Delta is in the easy markets. Delta is starting the harder markets. Delta is in or creates (to hubs) the hardest markets.
Anything B6 adds from here on out is going to be a money losing slug fest in which B6 tries to defend itself and gain an offense against a bigger rival
Let’s hope for a detente. For the future of B6, let’s hope for a detente
Sorry I have to disagree with you on this, even though I do respect your views a lot.
There have been very few easy market for Delta in Boston. The only domestic routes they make money on from what I can see are SLC, IND, CMH, CVG, DTW and LGA. Everything else ranges from around breaking even like RDU, MCO and LAS to outright disasters like SFO, PIT, BUF, RIC. They even lose money to ATL and MSP! And everything it adds from now will look like PIT basically. And it's basically getting close to being gate constrained. There is no relief in sight and they are unlikely to win too many *A or OW ff given their weakness in the major business market to them.
What their buildup has done is forced B6 to raise its game in Boston earlier than it was hoping to. Without DL buildup, we might still be seeing 3x daily to ORD or 6x daily to PHL for example. As a whole, Boston is probably right around average in the systems in margins and unlikely to get any worse than that given that DL is getting gate constrained and other carriers are reducing capacity at BOS.
They've already added the most painful routes. From now on, they just need to stop adding flights to places with no demand like PSP, HAV and secondary LA airport and starting to serve underserved cities like MEM, SDF. Note to JetBlue, just because flights have demands out of JFK, doesn't mean they will have demand out of BOS.
We want them to grow at JFK, but there is no slot relief unless they persuade AA to sell some of theirs. So JFK better keep making money with the slots they have.
Ok, well, the bottom line is you infer that B6 is bleeding money as a whole in BOS, then you narrow it down to 4 routes. Which is it?
I think BOS as a whole is profitable for B6, but margins are certainly feeling pressure. Some of B6's largest losers are BOS-ATL/MSP/HOU, but they're making good money in the Mint markets, down to Florida and I presume the Islands, and some of the business and leisure markets (I presume DCA, RDU, MSY, AUS etc are quite profitable).
I think the last couple of years have been a blip on the radar. BOS is unlikely to see such a jump in capacity after the end of this year. And honestly, the biggest reasons for BOS becoming less profitable is not DL's adds, but rather B6 jumping into LGA, ATL and MSP. All 3 routes are huge red ink. And those are going to take time to resolve from either more connectivity, more LGA slots and A220 joining service. Those really profitable leisure markets out of BOS haven't really gotten less profitable.
And going forward, DL is unlikely to add too many more flights given the gate constrained and other airlines are cutting back due to the competition. And there is no threat of NK or any other ULCC buildup at BOS. So if BOS keeps adding 10 flights a year with some upgauging (let's say 10 to 15% boost in ASM), Boston is still only going to probably grow 5% in ASM domestically and that's sustainable growth for an airport like Boston as long as B6 keeps adding connectivity there.

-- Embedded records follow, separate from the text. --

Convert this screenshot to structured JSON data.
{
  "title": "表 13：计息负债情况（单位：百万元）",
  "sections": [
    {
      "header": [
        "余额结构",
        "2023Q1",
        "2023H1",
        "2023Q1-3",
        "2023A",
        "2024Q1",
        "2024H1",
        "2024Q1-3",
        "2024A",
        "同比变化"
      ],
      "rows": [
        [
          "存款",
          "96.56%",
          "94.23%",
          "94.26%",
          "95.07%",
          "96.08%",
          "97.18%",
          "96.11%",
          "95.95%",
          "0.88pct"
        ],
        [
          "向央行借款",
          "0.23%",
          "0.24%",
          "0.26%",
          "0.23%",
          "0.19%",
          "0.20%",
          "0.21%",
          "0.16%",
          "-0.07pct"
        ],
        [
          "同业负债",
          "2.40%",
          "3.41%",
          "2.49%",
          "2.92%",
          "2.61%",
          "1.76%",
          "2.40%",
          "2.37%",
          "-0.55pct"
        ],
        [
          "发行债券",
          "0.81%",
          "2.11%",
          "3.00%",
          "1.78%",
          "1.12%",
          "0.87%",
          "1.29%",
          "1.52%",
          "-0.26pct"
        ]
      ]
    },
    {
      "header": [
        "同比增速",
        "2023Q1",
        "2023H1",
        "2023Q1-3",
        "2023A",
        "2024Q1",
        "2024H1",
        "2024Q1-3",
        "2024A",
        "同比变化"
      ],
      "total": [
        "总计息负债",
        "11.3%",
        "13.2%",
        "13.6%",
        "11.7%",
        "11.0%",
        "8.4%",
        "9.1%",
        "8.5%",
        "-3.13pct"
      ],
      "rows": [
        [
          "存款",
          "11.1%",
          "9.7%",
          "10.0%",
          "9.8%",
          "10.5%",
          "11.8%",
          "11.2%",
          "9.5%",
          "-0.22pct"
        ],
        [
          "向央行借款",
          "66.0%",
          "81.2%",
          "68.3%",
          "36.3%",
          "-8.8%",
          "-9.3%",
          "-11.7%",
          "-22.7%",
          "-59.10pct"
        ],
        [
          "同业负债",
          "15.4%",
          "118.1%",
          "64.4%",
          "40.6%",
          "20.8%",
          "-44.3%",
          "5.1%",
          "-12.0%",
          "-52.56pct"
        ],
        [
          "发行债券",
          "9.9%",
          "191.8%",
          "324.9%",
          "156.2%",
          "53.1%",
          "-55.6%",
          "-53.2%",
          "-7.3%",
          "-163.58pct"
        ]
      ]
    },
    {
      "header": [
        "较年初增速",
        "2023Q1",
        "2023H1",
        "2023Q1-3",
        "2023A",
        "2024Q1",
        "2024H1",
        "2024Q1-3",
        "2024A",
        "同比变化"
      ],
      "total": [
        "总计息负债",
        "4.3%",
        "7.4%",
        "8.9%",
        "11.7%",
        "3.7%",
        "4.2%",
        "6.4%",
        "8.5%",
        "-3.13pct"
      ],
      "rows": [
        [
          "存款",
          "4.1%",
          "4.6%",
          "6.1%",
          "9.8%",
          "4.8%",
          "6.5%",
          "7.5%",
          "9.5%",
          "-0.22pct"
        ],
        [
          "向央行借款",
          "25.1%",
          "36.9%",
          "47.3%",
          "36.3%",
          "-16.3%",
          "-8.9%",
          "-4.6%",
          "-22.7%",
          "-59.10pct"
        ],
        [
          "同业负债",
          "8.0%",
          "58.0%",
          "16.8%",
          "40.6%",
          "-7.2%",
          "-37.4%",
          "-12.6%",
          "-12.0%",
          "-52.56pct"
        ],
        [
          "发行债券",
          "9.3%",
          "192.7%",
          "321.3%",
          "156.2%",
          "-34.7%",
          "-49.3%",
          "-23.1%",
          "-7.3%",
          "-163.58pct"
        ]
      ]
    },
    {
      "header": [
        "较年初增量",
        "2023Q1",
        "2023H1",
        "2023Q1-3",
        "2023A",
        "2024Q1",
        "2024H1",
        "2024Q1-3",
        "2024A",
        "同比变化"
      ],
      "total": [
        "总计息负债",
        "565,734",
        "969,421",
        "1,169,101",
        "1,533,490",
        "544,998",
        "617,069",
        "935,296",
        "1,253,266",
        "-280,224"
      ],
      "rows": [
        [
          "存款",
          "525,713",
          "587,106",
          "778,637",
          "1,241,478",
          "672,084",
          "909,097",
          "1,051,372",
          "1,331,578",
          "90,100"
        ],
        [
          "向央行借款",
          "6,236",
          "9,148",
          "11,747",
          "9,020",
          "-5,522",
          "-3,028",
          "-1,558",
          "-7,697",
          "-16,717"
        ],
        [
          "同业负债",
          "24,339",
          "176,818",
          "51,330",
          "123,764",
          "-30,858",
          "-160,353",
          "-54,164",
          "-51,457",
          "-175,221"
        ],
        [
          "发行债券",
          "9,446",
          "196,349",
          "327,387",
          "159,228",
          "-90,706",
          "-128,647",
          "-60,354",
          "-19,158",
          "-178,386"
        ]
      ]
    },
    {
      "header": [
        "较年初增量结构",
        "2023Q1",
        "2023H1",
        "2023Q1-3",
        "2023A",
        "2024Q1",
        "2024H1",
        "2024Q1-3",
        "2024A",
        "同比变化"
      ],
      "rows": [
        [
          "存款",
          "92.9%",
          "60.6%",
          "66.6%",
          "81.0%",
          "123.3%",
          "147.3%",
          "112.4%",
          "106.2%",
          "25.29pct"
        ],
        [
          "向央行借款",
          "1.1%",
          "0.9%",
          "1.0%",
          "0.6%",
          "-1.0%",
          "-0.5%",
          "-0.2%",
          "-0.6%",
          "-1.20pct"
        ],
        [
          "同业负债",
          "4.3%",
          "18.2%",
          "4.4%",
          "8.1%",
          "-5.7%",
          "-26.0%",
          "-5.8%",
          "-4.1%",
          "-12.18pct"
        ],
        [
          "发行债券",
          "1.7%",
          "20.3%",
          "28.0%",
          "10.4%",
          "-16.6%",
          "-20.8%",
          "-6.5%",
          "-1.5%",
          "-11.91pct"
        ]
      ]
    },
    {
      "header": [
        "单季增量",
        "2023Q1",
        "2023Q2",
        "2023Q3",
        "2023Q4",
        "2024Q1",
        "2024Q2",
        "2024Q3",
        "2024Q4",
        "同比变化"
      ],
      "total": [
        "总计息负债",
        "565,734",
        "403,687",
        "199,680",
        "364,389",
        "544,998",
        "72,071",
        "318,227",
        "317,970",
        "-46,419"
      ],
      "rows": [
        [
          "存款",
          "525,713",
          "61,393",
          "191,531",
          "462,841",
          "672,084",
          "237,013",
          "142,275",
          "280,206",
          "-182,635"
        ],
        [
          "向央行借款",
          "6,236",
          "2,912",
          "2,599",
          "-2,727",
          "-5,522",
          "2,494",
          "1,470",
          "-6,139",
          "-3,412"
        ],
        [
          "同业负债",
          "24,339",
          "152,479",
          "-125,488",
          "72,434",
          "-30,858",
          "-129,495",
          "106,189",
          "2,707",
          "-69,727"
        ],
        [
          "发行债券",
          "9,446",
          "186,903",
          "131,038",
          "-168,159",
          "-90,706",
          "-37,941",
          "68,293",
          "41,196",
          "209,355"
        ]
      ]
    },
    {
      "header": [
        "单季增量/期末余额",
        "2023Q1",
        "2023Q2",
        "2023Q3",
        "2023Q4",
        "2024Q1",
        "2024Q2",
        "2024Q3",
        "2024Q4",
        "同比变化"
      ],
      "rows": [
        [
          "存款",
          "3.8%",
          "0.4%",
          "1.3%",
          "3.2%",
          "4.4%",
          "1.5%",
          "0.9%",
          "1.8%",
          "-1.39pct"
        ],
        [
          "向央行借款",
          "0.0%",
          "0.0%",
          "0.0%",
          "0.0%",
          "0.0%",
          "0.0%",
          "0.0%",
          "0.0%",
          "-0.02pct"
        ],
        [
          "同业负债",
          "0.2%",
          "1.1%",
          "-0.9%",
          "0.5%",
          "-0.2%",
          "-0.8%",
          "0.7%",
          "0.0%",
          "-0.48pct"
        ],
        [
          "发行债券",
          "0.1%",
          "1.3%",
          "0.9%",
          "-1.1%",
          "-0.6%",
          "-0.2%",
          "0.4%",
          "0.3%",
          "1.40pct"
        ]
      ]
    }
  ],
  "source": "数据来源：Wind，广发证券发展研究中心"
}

And also, one other thing to consider is credit card sign ups and mosaic members. The area including/between Boston and New York probably has the largest concentration of JetBlue credit card members and mosaic members. That kind of stuff isn't really evident in these members but really contribute to the bottom line.
And I think it's obvious that TATL flights are going to be a major boon to them in both categories for both Boston and New York. Once they start flying to Europe, what is DL's advantage over them in Boston? That they have better schedule to ATL and MSP? They just need to keep holding on once they get to that point. DL's current yields are not sustainable.